BANFF – Those interested in opening a retail cannabis store in the tourist town can send their applications to the Town of Banff beginning Nov. 1. With recreational cannabis legal across Canada since Oct.

BANFF – Those interested in opening a retail cannabis store in the tourist town can send their applications to the Town of Banff beginning Nov. 1.

With recreational cannabis legal across Canada since Oct. 17, Parks Canada signed off on the land use bylaw amendment that sets up the legislative framework for cannabis retail shops in Banff on Tuesday (Oct. 23).

Randall McKay, the Town of Banff’s director of planning and development, said applications will not be accepted before Nov. 1, adding they can be submitted to the front counter at that time.

“The ‘first wave’ of applications must be submitted between Nov. 1 and Nov. 30,” said McKay, noting applications received after that won’t be processed until after the first set of applications are processed.

Business licence fees for cannabis retail stores have also been set now. It includes a base fee of $172 and a $2.04 per square footage retail sector charge that’s funnelled to Banff Lake Louise Tourism for destination marketing.

Council chose to align cannabis store business licence fees with other retail stores of similar complexity and scope such as liquor stores, but it doesn’t reflect additional costs to the municipality required to prepare for cannabis legalization.

Other business licence fee options included partial or full cost recovery, intended to recover costs related to communications, fire inspections, bylaw enforcement and policing associated with the licensing of and legalization of pot.

Prospective cannabis retailers, including Banffite Mark Jones, welcomed the fact that council decided against cost recovery fees, saying it would have been a big financial barrier to smaller businesses.

Those wanting to open up a cannabis store in Banff have been running up against “a lot of walls,” he said, noting the lower business licences won’t be a big financial barrier.

“The regulations are really putting restrictions on locations, and unfortunately, landlords haven’t been very open to it,” said Jones, noting he is aware of only one landlord in Banff prepared to entertain a cannabis store.

“If you want local people to open up family-owned businesses in this town, and not having big, massive conglomerates coming in and monopolizing, then lower business licence fees are one way we can really accomplish that.”

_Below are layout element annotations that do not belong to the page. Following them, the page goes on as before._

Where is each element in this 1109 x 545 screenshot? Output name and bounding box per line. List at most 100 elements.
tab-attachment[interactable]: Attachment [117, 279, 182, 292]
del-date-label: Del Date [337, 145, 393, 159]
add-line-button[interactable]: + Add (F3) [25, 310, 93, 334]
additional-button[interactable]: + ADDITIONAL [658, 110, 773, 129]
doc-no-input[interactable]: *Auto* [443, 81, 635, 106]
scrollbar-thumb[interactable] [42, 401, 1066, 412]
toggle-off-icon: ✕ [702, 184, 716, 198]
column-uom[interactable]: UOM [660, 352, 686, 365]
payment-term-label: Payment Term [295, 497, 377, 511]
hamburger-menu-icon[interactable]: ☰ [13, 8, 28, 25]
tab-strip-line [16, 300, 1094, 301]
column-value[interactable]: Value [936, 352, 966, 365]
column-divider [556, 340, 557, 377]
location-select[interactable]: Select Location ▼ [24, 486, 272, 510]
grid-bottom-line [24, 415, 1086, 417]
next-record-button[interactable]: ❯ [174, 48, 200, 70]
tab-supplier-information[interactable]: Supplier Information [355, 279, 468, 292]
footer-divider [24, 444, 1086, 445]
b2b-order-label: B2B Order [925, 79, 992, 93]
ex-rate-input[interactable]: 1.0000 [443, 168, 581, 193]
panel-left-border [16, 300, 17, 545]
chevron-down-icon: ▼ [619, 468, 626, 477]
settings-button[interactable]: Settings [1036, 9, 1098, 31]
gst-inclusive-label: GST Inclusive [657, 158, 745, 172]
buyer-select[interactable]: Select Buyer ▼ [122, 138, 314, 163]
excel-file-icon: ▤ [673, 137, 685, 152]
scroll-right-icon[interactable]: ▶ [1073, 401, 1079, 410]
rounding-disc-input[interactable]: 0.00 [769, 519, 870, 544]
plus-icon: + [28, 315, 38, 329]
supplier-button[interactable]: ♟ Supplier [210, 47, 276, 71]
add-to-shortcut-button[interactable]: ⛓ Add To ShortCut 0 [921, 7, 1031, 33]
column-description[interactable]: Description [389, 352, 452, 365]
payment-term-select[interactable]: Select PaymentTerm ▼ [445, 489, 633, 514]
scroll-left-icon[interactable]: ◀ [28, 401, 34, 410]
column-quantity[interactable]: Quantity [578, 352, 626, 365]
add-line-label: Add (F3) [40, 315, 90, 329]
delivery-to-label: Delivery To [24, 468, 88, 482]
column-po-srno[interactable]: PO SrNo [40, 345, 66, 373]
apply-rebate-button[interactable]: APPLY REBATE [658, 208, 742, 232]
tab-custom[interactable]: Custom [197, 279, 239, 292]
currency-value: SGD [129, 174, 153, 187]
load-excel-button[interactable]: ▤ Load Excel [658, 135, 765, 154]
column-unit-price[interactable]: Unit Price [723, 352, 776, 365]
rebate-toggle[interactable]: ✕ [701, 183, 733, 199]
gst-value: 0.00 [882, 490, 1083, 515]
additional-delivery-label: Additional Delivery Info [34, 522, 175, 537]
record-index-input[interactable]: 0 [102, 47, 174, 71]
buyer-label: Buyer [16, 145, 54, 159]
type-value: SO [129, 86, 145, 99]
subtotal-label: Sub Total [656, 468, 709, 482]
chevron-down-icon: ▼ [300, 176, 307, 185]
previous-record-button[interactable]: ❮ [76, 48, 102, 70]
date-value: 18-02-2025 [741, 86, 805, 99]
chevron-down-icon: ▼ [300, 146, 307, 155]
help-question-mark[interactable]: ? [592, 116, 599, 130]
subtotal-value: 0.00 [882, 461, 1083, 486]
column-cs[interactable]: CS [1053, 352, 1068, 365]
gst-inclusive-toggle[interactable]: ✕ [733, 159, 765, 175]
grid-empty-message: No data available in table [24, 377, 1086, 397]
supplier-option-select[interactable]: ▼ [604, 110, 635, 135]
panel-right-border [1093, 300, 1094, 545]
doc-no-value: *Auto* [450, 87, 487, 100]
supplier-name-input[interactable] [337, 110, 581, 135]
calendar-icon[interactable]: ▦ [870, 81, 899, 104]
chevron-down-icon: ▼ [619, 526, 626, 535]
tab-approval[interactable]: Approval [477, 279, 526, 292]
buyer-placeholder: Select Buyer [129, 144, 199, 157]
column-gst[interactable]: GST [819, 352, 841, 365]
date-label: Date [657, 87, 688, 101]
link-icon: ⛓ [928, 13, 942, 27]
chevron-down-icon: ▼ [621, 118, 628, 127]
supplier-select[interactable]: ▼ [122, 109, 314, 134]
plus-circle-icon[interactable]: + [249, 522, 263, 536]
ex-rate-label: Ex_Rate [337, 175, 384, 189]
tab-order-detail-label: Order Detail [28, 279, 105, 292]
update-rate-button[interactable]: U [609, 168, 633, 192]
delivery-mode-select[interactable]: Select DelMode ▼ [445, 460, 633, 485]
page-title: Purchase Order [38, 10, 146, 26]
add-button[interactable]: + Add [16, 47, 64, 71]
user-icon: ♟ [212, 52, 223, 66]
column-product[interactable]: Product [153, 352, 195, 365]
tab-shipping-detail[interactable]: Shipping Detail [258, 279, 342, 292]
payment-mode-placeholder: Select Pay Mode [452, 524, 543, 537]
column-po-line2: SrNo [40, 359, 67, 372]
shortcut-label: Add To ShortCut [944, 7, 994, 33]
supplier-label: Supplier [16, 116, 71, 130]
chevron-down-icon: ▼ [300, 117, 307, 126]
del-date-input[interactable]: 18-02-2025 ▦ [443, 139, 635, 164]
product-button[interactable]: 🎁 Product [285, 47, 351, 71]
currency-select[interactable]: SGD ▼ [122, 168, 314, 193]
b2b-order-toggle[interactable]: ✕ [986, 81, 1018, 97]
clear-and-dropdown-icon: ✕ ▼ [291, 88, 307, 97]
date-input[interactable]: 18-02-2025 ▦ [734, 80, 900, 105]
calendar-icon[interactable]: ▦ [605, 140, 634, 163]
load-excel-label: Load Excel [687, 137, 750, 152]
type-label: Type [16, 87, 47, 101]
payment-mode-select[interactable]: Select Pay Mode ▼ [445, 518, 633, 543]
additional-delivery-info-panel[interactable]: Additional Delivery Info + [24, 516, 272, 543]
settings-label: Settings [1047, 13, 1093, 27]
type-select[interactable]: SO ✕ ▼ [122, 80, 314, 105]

McKay said the issue of cost recovery fees was discussed with the Town’s legal counsel, who advised the Town would need to do an analysis of costs related to the services provided.

“The business licence fees can amount to a user fee or a regulatory fee, so long as there’s a reasonable connection between the fee and the cost to the municipality of providing the service,” he said.

“They need to be reflected in some kind of analysis, arguably by a third party provider, to prevent a legal challenge and ensure that we’re on solid ground.”

Coun. Peter Poole said he supported full cost recovery to recoup costs for exceptional planning department expenses, fire inspections and bylaw and police enforcement.

According to an administrative report, that would be in the range of about $104,000, which would amount to approximately $26,000 per business should Banff end up with four pot stores.

“I think this is reasonable,” he said, noting he doesn’t believe a business would legally challenge the fee given it’s small compared to what some landlords charge for key money in Banff.

Coun. Corrie DiManno said she supports a fee that mirrors other similar retail categories.

She said development permit fees will cover the costs of reviewing the application and doing an inspection.

“We’ve made room for cannabis retail in our commercial landscape and I think we have to do our best to set these potential businesses up for success,” she said.

“We’ve made a separation distance between cannabis retail stores and other barriers have been put in place, so the last thing I would like to see us do us do is put a financial barrier in place.”

Meanwhile, four people from Edmonton were given a first-time warning for cannabis consumption in the alley between Banff Avenue and Bear Street on the 100 block.

Smoking and vaping cannabis in public the Banff townsite is banned, restricted to only private property and residences. It’s permitted on national park lands, including campgrounds, although there are some restrictions.